Record Number of Countries Sign Up to Protect Sharks and Rays


❝ Momentum for international protections for sharks and rays continues to grow, with a record 67 governments co-sponsoring one or more listing proposals in the lead-up to this year’s Convention on International Trade in Endangered Species of Wild Fauna and Flora Conference of the Parties…Species listed under Appendix II can be traded internationally but only if the trade does not cause detriment to them in the wild.

24 December 2018 was the deadline for co-sponsorship of the Appendix II proposals, which would require all continuing trade of these species to be sustainable. The co-sponsors span the globe and include Sri Lanka, western and northern African governments, Dominican Republic, Palau—the first country to declare all of its national waters a shark sanctuary — and the 28 member states of the European Union.

Previous CITES listings have made significant advances in protection for endangered marine species. This is the first major attempt in this manner to protect species like sharks killed by the thousands just for their fins to make soup.
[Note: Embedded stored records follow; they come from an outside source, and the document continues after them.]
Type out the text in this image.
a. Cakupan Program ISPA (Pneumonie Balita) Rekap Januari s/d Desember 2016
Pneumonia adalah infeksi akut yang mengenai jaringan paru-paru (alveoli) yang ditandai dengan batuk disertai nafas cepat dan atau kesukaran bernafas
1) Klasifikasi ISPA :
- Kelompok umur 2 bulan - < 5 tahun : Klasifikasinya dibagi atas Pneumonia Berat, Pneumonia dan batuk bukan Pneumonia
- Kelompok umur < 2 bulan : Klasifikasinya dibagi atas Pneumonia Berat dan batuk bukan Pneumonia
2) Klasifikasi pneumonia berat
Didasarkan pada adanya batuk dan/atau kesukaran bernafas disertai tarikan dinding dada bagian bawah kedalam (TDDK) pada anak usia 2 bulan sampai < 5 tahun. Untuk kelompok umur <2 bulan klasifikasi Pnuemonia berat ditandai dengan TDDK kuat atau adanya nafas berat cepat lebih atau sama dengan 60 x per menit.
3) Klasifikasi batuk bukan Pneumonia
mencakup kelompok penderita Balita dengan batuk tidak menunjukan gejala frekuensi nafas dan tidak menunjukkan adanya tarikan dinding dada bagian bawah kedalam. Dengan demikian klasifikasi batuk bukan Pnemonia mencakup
8 thoughts on “Record Number of Countries Sign Up to Protect Sharks and Rays

  1. Mike says:

    (BBC News): Shark DNA could help cure cancer and age-related illnesses in humans Scientists now believe sharks could also help wound-healing and blood-clotting, because of their ability to recover quickly from serious injuries.
    Great white sharks prefer to swim slow (Journal of Experimental Biology) See also “Swimming strategies and energetics of endothermic white sharks during foraging”

  2. Dakuwaqa says:

    (3/8/19) “Mako sharks can swim as fast as 70 to 80mph, earning them the moniker “cheetahs of the ocean.” Now scientists at the University of Alabama have determined one major factor in how mako sharks are able to move so fast: the unique structure of their skin, especially around the flank and fin regions of their bodies. The team described their work at the American Physical Society’s 2019 March meeting this week in Boston.” (see links) The research could one day lead to new designs capable of reducing drag on aircraft or helicopters, among other potential applications—possibly even high-tech swimsuits for professional athletes.

  3. Galeophobia says:

    Trump confirms Stormy Daniels claim that he’s ‘terrified’ of sharks and once told her ‘I hope all the sharks die”
    Does Trump’s bizarre comment about sharks and seals confirm Stormy Daniels allegations?
    US president’s dislike of creatures made known by adult-film actress when describing alleged affair
    Meanwhile: “A new study is showing the number of great white sharks is rising off the California coast.”
    “The simple reason for that is we’ve done a better job of protecting them,” said Chris Lowe a professor of marine biology and the director of the Shark Lab at California State University, Long Beach. “We’ve done a better job managing our fisheries and believe it or not, the water has gotten cleaner over the last 40 years.”
    Lowe and his team have spent the past several years tracking these aquatic predators, saying while they are seeing more sharks in the water, they’re not seeing more attacks.

  4. Update says:

    Bans on shark fishing are only partially effective in protecting sharks, new research suggests.
    “…Dr Ana Nuno, senior author of the paper, based at University of Exeter and NOVA University Lisbon (Portugal), added: “If we want conservation and fisheries policies to work, we need to get much better at understanding how they might impact resource users and take that into account during policy design.
    “That’s key to implementing robust policies that deliver positive outcomes for people and biodiversity.”

  5. p/s says:

    “Sharks Use Earth’s Magnetic Fields to Guide Them Like a Map – “It Really Is Mind Blowing”” “How cool is it that a shark can swim 20,000 kilometers round trip in a three-dimensional ocean and get back to the same site? “It really is mind blowing. In a world where people use GPS to navigate almost everywhere, this ability is truly remarkable.” Save Our Seas Foundation project leader Bryan Keller, also of Florida State University Coastal and Marine Laboratory.
    “Map-like use of Earth’s magnetic field in sharks” (Current Biology 5/6/21) DOI: 10.1016/j.cub.2021.03.103

  6. Meanwhile: says:

    “Sinking hope of justice as exporter of 26-ton shark fin cargo gets token fine”
    “In April 2020, customs officers in Hong Kong made one of the largest seizures of shark fins in history: 26 metric tons, all of it exported from Ecuador. This number represents an estimated 38,500 sharks, all of which were classed as threatened species.
    The discovery caused global outrage and prompted condemnation by the Ecuadoran government. Yet, 17 months later, no criminal charges have been brought against those responsible. Experts and environmental organizations say this example of wildlife smuggling — the world’s fourth-largest illegal business, surpassed only by the trafficking of drugs, people and counterfeit goods — will go unpunished.
    In June, Ecuador’s fisheries ministry announced that it had fined the individual listed as the exporter $3,870 — barely 0.3% of the cargo’s estimated value of $1.1 million. However, it has since been revealed that the exporter is just one piece of a complex puzzle.”